For a single leak — one pirate page, one course — the process above is absolutely worth doing yourself. It costs nothing but some time and patience. The calculation changes when the piracy is sustained:

  • Dozens of URLs across rotating domains. Established piracy operations run mirror domains and swap them as takedowns land. Every rotation resets your work: new searches, new URL lists, new filings across four engines.
  • Re-uploads outpacing your filings. If a new copy appears faster than your last removal clears review, manual filing is treading water.
  • Multiple layers per link. Each pirate listing typically has a search result to delist, a listing page to take down, and a file host behind it — three separate actions per copy of your course.
  • Your time is the real cost. Hours spent hunting URLs and re-filing forms are hours not spent making the course better or selling it.

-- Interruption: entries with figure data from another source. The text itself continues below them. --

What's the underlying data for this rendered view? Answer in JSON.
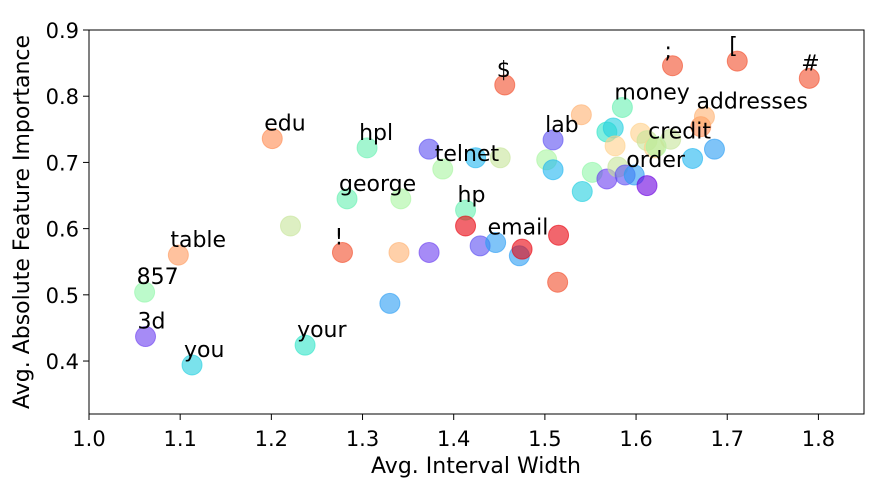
{
  "chart_data": {
    "type": "scatter",
    "title": "",
    "xlabel": "Avg. Interval Width",
    "ylabel": "Avg. Absolute Feature Importance",
    "xlim": [
      1.0,
      1.85
    ],
    "ylim": [
      0.32,
      0.9
    ],
    "xticks": [
      "1.0",
      "1.1",
      "1.2",
      "1.3",
      "1.4",
      "1.5",
      "1.6",
      "1.7",
      "1.8"
    ],
    "xtick_values": [
      1.0,
      1.1,
      1.2,
      1.3,
      1.4,
      1.5,
      1.6,
      1.7,
      1.8
    ],
    "yticks": [
      "0.4",
      "0.5",
      "0.6",
      "0.7",
      "0.8",
      "0.9"
    ],
    "ytick_values": [
      0.4,
      0.5,
      0.6,
      0.7,
      0.8,
      0.9
    ],
    "grid": false,
    "legend": "none",
    "marker_alpha": 0.6,
    "points": [
      {
        "x": 1.062,
        "y": 0.437,
        "color": "#6a3df0",
        "label": "3d"
      },
      {
        "x": 1.061,
        "y": 0.504,
        "color": "#8ff7a8",
        "label": "857"
      },
      {
        "x": 1.098,
        "y": 0.56,
        "color": "#ff9a5e",
        "label": "table"
      },
      {
        "x": 1.113,
        "y": 0.394,
        "color": "#22cfe0",
        "label": "you"
      },
      {
        "x": 1.201,
        "y": 0.736,
        "color": "#ff8a50",
        "label": "edu"
      },
      {
        "x": 1.221,
        "y": 0.604,
        "color": "#c7e59a",
        "label": ""
      },
      {
        "x": 1.237,
        "y": 0.424,
        "color": "#2ee5c8",
        "label": "your"
      },
      {
        "x": 1.278,
        "y": 0.564,
        "color": "#f24c2a",
        "label": "!"
      },
      {
        "x": 1.283,
        "y": 0.645,
        "color": "#66f0b0",
        "label": "george"
      },
      {
        "x": 1.305,
        "y": 0.722,
        "color": "#66f0b0",
        "label": "hpl"
      },
      {
        "x": 1.33,
        "y": 0.487,
        "color": "#2a9df4",
        "label": ""
      },
      {
        "x": 1.34,
        "y": 0.564,
        "color": "#ffb070",
        "label": ""
      },
      {
        "x": 1.342,
        "y": 0.645,
        "color": "#a8f5a0",
        "label": ""
      },
      {
        "x": 1.373,
        "y": 0.72,
        "color": "#5b4ef2",
        "label": ""
      },
      {
        "x": 1.373,
        "y": 0.564,
        "color": "#6a3df0",
        "label": ""
      },
      {
        "x": 1.388,
        "y": 0.69,
        "color": "#a8f5a0",
        "label": "telnet"
      },
      {
        "x": 1.413,
        "y": 0.628,
        "color": "#66f0b0",
        "label": "hp"
      },
      {
        "x": 1.413,
        "y": 0.604,
        "color": "#e8000b",
        "label": ""
      },
      {
        "x": 1.424,
        "y": 0.707,
        "color": "#1fb6f0",
        "label": ""
      },
      {
        "x": 1.429,
        "y": 0.574,
        "color": "#5b4ef2",
        "label": ""
      },
      {
        "x": 1.446,
        "y": 0.579,
        "color": "#2a9df4",
        "label": "email"
      },
      {
        "x": 1.456,
        "y": 0.817,
        "color": "#f24c2a",
        "label": "$"
      },
      {
        "x": 1.451,
        "y": 0.707,
        "color": "#c7e59a",
        "label": ""
      },
      {
        "x": 1.472,
        "y": 0.559,
        "color": "#2a9df4",
        "label": ""
      },
      {
        "x": 1.475,
        "y": 0.569,
        "color": "#e8000b",
        "label": ""
      },
      {
        "x": 1.502,
        "y": 0.704,
        "color": "#a8f5a0",
        "label": ""
      },
      {
        "x": 1.509,
        "y": 0.734,
        "color": "#5b4ef2",
        "label": "lab"
      },
      {
        "x": 1.509,
        "y": 0.689,
        "color": "#1fb6f0",
        "label": ""
      },
      {
        "x": 1.514,
        "y": 0.519,
        "color": "#f24c2a",
        "label": ""
      },
      {
        "x": 1.515,
        "y": 0.59,
        "color": "#e8000b",
        "label": ""
      },
      {
        "x": 1.54,
        "y": 0.772,
        "color": "#ffb070",
        "label": ""
      },
      {
        "x": 1.541,
        "y": 0.656,
        "color": "#22cfe0",
        "label": ""
      },
      {
        "x": 1.552,
        "y": 0.685,
        "color": "#8ff7a8",
        "label": ""
      },
      {
        "x": 1.568,
        "y": 0.746,
        "color": "#2ee5c8",
        "label": ""
      },
      {
        "x": 1.568,
        "y": 0.675,
        "color": "#6a3df0",
        "label": ""
      },
      {
        "x": 1.575,
        "y": 0.752,
        "color": "#22cfe0",
        "label": ""
      },
      {
        "x": 1.577,
        "y": 0.725,
        "color": "#ffd08a",
        "label": ""
      },
      {
        "x": 1.58,
        "y": 0.693,
        "color": "#c7e59a",
        "label": ""
      },
      {
        "x": 1.585,
        "y": 0.783,
        "color": "#66f0b0",
        "label": "money"
      },
      {
        "x": 1.588,
        "y": 0.681,
        "color": "#5b4ef2",
        "label": ""
      },
      {
        "x": 1.598,
        "y": 0.681,
        "color": "#2a9df4",
        "label": "order"
      },
      {
        "x": 1.605,
        "y": 0.744,
        "color": "#ffd08a",
        "label": ""
      },
      {
        "x": 1.612,
        "y": 0.733,
        "color": "#c7e59a",
        "label": ""
      },
      {
        "x": 1.612,
        "y": 0.665,
        "color": "#6a00e0",
        "label": ""
      },
      {
        "x": 1.62,
        "y": 0.722,
        "color": "#ffd08a",
        "label": ""
      },
      {
        "x": 1.622,
        "y": 0.724,
        "color": "#a8f5a0",
        "label": "credit"
      },
      {
        "x": 1.638,
        "y": 0.735,
        "color": "#c7e59a",
        "label": ""
      },
      {
        "x": 1.64,
        "y": 0.846,
        "color": "#f24c2a",
        "label": ";"
      },
      {
        "x": 1.662,
        "y": 0.706,
        "color": "#1fb6f0",
        "label": ""
      },
      {
        "x": 1.671,
        "y": 0.754,
        "color": "#ff8a50",
        "label": ""
      },
      {
        "x": 1.675,
        "y": 0.769,
        "color": "#ffb070",
        "label": "addresses"
      },
      {
        "x": 1.686,
        "y": 0.72,
        "color": "#2a9df4",
        "label": ""
      },
      {
        "x": 1.711,
        "y": 0.853,
        "color": "#f24c2a",
        "label": "["
      },
      {
        "x": 1.79,
        "y": 0.827,
        "color": "#f24c2a",
        "label": "#"
      }
    ]
  }
}
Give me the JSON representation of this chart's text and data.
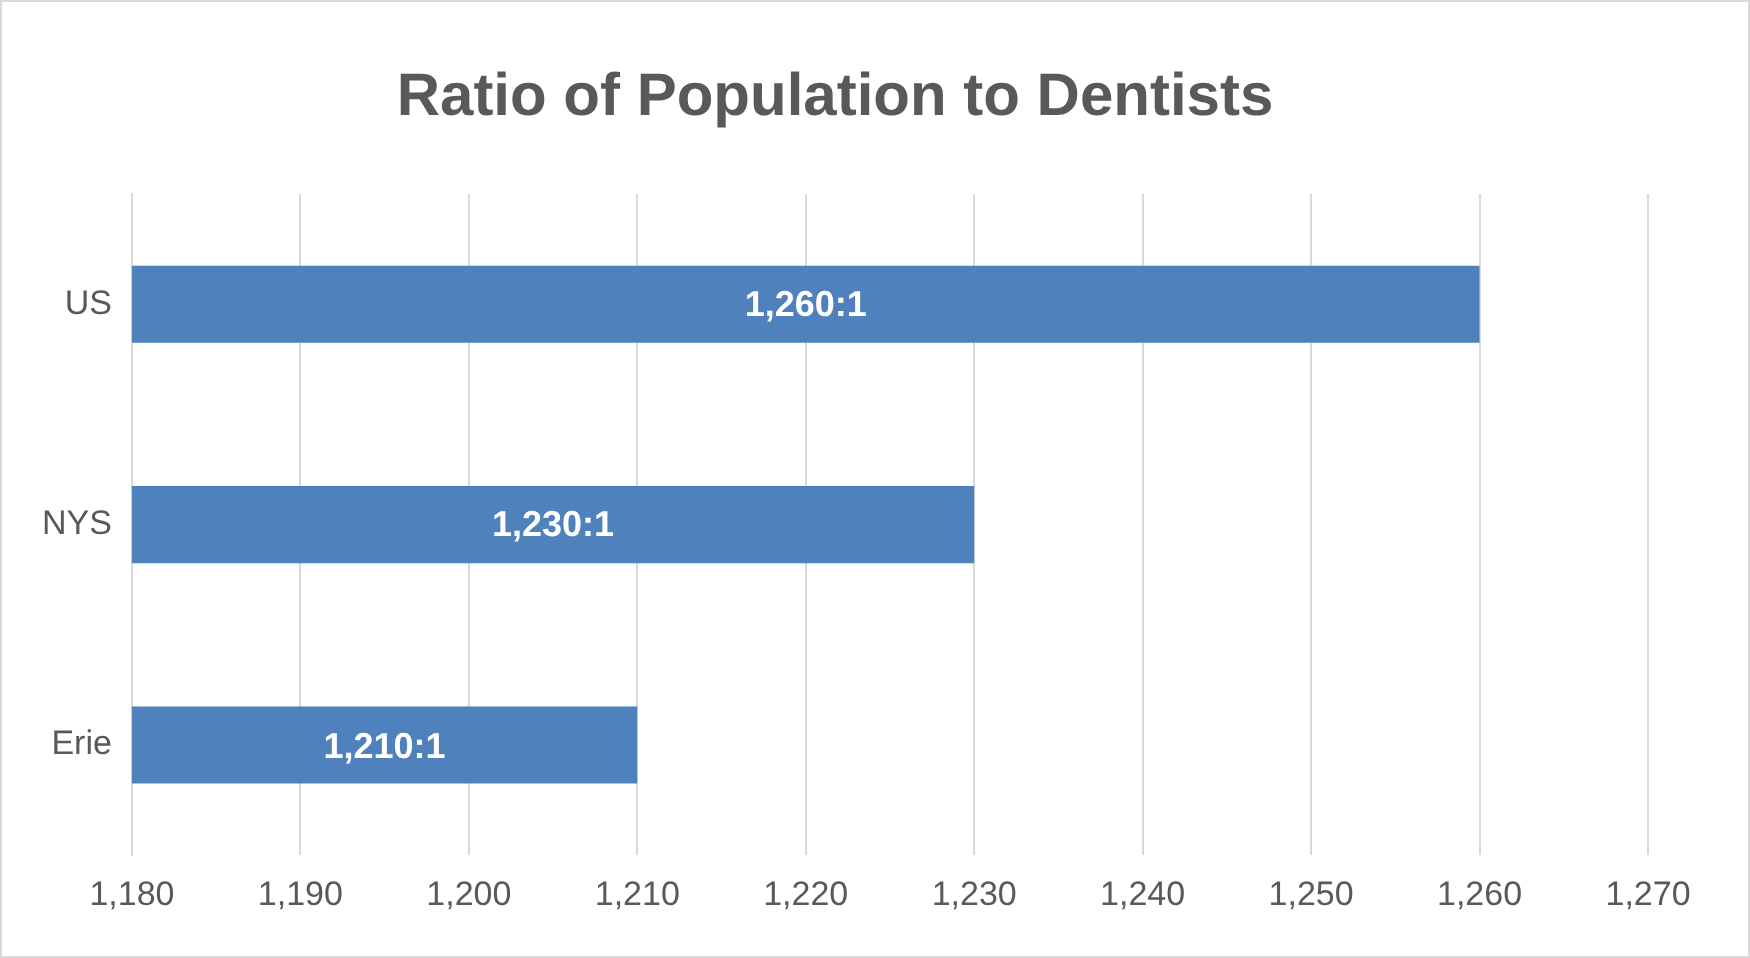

That's the point where a managed service makes sense — one that monitors for new uploads continuously, files across Google, Bing, and Yandex (and lets Bing handle DuckDuckGo), pursues the hosts and the file-storage layer behind the listings, and has human investigators following up on the requests that bounce instead of firing notices into the void. That end-to-end approach is what our course piracy protection service does for course creators, online educators, and premium content creators whose work keeps getting re-uploaded.


Key Takeaways

  • Delisting removes the search result; a takedown at the source removes the file. Sustained piracy usually requires both.
  • File through Google's Report Content for Legal Reasons portal, select Google Search as the product, and list exact infringing URLs — approval is per-URL, so precision decides your hit rate.
  • Your notice becomes public on the Lumen database. Write it accordingly, and don't put anything in free-text fields you wouldn't want the pirates to read.
  • "We did not remove" is feedback, not a verdict. Fix the stated reason — dead URL, unclear ownership, missing detail — and resubmit.
  • Bing and Yandex need their own filings; DuckDuckGo's results draw heavily on Bing, so Bing removals generally cover it. Stopping at Google leaves the side doors open.
  • When URLs multiply across rotating domains faster than you can file, that's the signal to hand enforcement to a service built for volume.